12.
Глиобластома
самая агрессивная опухоль мозга, развивающаяся из глиальных клеток
Несмотря на то что смерть – неизменный спутник работы нейрохирурга, я почти не
сталкиваюсь с ней напрямую. Смерть моих пациентов сделалась обезличенной и отдаленной.
В большинстве случаев она становится неизбежным следствием безнадежной травмы головы
или кровоизлияния в мозг. Такие пациенты попадают к нам в коме и умирают, не выходя из
нее, в просторной палате интенсивной терапии, после того как в них некоторое время
поддерживали жизнь с помощью искусственной вентиляции легких. Смерть наступает тихо и
мирно, когда врач констатирует гибель головного мозга и аппарат вентиляции легких
отключают. Тут нет предсмертных слов или последнего вздоха – есть лишь поворот
нескольких переключателей, после чего аппарат перестает работать. Если кардиомонитор
при этом остался подключен – обычно его убирают, – то на нем можно увидеть, как сердце
(его удары отображаются в виде извилистой линии из красных светодиодов) начинает биться
все более и более неравномерно, из последних сил пытаясь выжить в отсутствие кислорода.

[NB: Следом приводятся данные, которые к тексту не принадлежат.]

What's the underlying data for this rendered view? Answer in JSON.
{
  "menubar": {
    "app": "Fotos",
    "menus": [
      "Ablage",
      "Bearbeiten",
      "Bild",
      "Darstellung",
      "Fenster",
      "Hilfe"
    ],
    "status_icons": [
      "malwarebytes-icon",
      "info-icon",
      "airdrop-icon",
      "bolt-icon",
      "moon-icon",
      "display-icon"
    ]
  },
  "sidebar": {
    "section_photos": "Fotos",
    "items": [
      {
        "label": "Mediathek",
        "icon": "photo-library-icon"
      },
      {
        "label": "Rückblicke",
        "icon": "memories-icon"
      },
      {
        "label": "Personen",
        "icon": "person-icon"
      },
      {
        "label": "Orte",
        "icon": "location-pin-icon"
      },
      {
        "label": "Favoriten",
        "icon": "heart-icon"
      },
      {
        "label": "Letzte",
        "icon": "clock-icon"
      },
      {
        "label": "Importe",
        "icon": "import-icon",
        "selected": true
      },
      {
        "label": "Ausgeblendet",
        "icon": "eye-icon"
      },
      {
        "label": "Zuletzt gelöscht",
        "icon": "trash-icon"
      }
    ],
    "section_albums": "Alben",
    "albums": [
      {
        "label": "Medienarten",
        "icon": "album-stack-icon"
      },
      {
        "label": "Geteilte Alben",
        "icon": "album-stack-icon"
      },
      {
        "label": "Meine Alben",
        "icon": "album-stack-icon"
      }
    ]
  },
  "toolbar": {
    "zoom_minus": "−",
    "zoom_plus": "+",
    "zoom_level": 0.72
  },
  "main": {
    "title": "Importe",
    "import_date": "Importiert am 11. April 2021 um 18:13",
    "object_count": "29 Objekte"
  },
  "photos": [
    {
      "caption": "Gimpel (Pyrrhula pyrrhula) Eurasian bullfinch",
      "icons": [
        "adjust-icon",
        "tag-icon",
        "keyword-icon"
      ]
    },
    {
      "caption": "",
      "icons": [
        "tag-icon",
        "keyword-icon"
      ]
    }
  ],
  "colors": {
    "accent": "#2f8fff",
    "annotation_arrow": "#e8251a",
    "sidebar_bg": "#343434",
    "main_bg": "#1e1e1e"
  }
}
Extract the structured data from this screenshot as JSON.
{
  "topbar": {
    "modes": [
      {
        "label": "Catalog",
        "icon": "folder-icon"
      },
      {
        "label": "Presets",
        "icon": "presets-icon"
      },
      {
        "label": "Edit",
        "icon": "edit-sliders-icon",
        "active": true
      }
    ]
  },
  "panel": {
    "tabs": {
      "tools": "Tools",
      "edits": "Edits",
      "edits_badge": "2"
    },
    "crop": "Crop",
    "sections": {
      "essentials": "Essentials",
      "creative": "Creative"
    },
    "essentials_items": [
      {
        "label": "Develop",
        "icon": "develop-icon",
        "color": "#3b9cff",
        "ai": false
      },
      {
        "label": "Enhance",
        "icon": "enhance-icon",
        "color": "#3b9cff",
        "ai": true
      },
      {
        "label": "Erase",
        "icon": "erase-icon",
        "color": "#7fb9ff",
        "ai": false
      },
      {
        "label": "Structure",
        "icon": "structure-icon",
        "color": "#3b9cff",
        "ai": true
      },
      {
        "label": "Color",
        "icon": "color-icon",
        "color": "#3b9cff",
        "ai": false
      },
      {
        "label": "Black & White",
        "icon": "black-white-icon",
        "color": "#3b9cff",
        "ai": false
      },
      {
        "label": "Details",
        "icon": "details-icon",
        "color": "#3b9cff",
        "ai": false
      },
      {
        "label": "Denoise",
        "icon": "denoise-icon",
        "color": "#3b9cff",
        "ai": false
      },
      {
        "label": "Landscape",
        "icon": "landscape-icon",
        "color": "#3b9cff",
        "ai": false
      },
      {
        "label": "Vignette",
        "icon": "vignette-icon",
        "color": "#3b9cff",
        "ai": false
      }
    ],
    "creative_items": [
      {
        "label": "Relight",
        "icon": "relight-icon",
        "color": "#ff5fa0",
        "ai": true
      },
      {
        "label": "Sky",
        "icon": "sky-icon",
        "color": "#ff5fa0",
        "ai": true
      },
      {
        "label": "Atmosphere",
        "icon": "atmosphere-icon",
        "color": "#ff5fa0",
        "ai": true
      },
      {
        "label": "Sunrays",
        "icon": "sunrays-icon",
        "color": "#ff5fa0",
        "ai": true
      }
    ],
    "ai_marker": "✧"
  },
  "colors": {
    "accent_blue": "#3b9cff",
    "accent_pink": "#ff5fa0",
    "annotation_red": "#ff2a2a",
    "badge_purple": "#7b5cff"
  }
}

Через несколько минут оно останавливается в полной тишине, и линия на мониторе
становится прямой. Медсестры отсоединяют от ныне безжизненного тела многочисленные
трубки и провода, а вскоре два санитара прикатывают тележку с замаскированным
простыней отсеком снизу и увозят покойного в морг. Если органы пациента предполагается
использовать для трансплантации, то вентиляция легких остается включенной даже после
того, как зафиксирована смерть мозга; тело отвозят в операционную – как правило, ночью.
77
Врачи извлекают все нужные органы и только затем отключают аппарат вентиляции легких
и вызывают санитаров, чтобы те забрали тело.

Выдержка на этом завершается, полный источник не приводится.